Pasuruan, Kliknews.co.id – Kepala Desa Wonosari, Kecamatan Tutur, Kabupaten Pasuruan, Imanuel Herlambang Santoso, menegaskan tidak ada praktik pungutan liar dalam pelaksanaan program Pendaftaran Tanah Sistematis Lengkap (PTSL) di desanya. Ia menyebut tudingan tersebut tidak berdasar dan telah menimbulkan kesalahpahaman di tengah masyarakat.
Menurut Herlambang, langkah pemerintah desa justru bertujuan membantu warga agar bisa memiliki sertifikat atas tanah yang selama puluhan tahun mereka tempati di atas lahan bondo desa. Ia menegaskan, segala bentuk biaya yang timbul dalam proses tersebut sudah melalui kesepakatan bersama dan bukan keputusan sepihak pemerintah desa.
“Semua biaya sudah disepakati bersama dalam musyawarah. Tidak ada istilah pungli. Justru warga sendiri yang berinisiatif melakukan iuran untuk mengganti tanah bondo desa yang mereka tempati agar aset desa tidak berkurang,” tegas Herlambang.
Terkait dengan pemeriksaan oleh Kejaksaan Negeri Kabupaten Pasuruan, Herlambang mengaku telah memenuhi panggilan penyidik bersama beberapa pihak terkait. Ia menyebut pemanggilan tersebut sebatas klarifikasi, bukan karena adanya pelanggaran hukum.
“Benar, kami sudah dimintai keterangan. Tapi perlu ditegaskan, hal itu bukan berarti ada pungli. Semua proses sudah sesuai aturan dan melalui berita acara yang ditandatangani bersama masyarakat, BPD, serta tokoh desa,” ujarnya tegas.

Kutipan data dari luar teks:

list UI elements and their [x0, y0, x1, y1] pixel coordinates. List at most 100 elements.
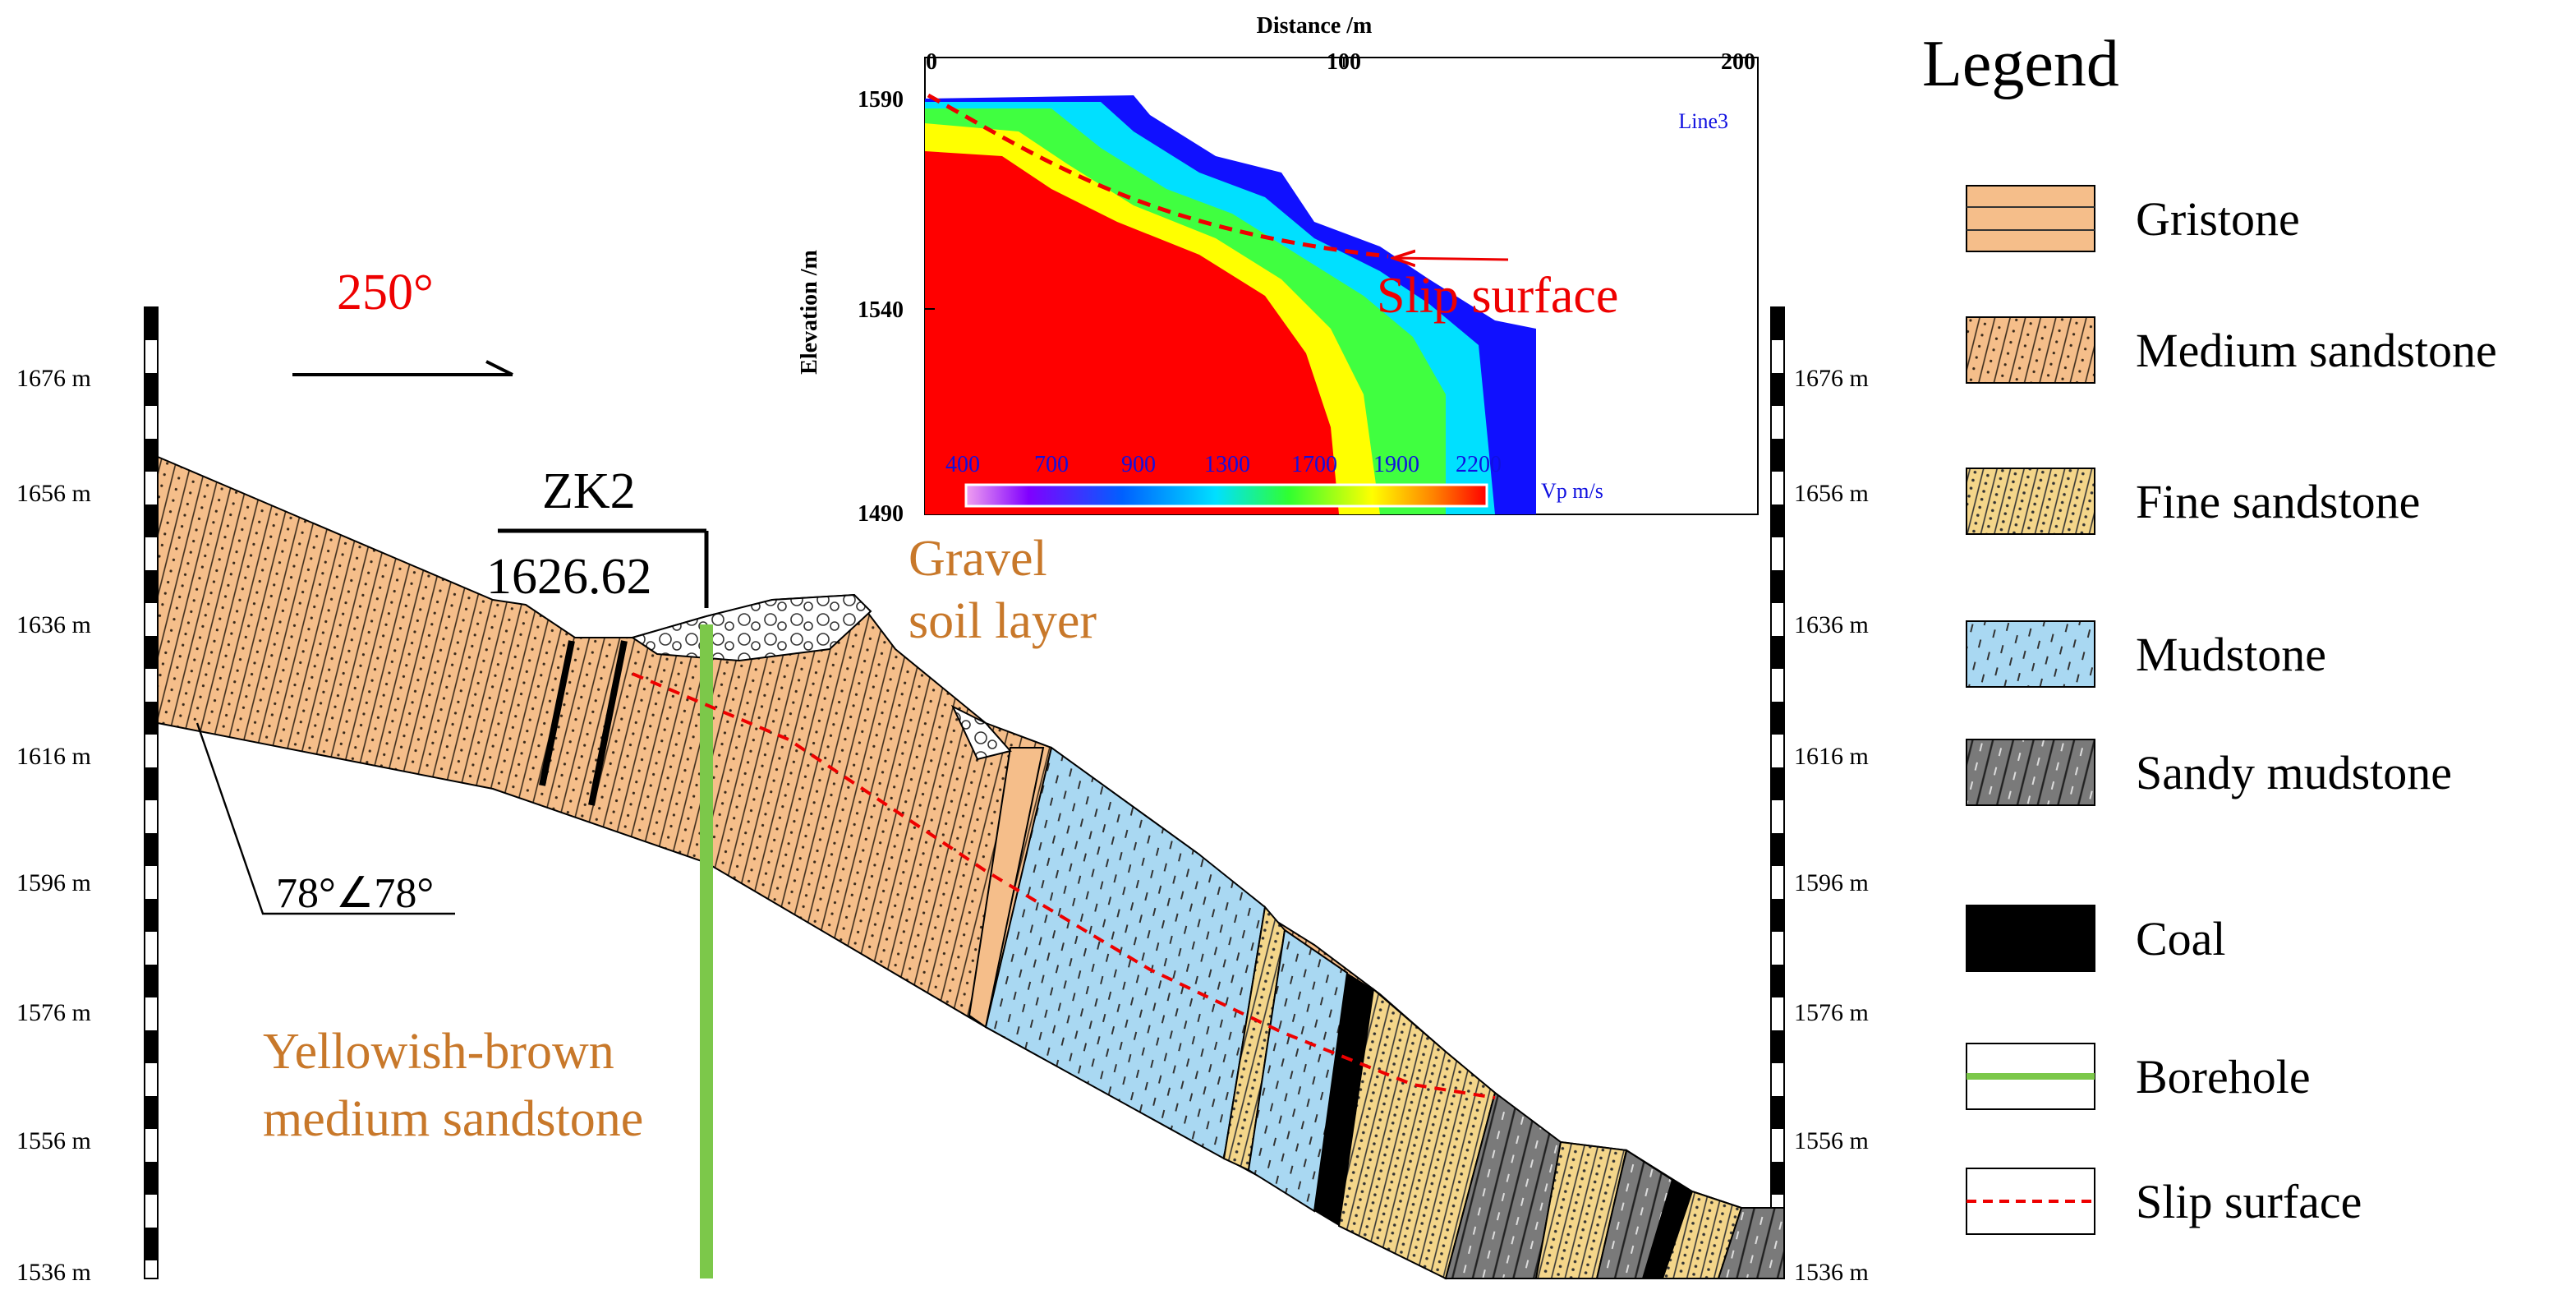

Sementara itu, Ketua Kelompok Masyarakat (Pokmas) PTSL Desa Wonosari, Heru, juga menolak adanya tudingan miring tersebut. Ia menjelaskan bahwa sejak awal program dijalankan pada tahun 2022, warga menunjukkan antusiasme tinggi karena program PTSL memberikan kepastian hukum atas tanah mereka.
Heru menyebut, seluruh peserta program PTSL sepakat untuk melakukan iuran guna membeli lahan pengganti agar tanah desa yang digunakan warga tetap terjaga statusnya. Kesepakatan itu bahkan tertuang dalam berita acara resmi dan diketahui oleh pihak desa serta tokoh masyarakat setempat.
“Kesepakatan sudah jelas sejak awal. Semua tahu dan menyetujui. Anehnya, setelah program berjalan lebih dari tiga tahun, baru muncul keberatan. Kalau memang ada yang tidak setuju, seharusnya disampaikan saat musyawarah pertama,” herannya.
Menurut Heru, besaran iuran yang dikumpulkan warga tidak bersifat serupa karena disesuaikan dengan kemampuan ekonomi dan luas tanah masing-masing. Ia menegaskan tidak ada unsur paksaan dalam pelaksanaannya.
“Nilainya bervariasi, tergantung kemampuan warga. Tidak ada yang dipaksa. Semua dilakukan secara terbuka dan berdasarkan hasil mufakat,” tandas Heru.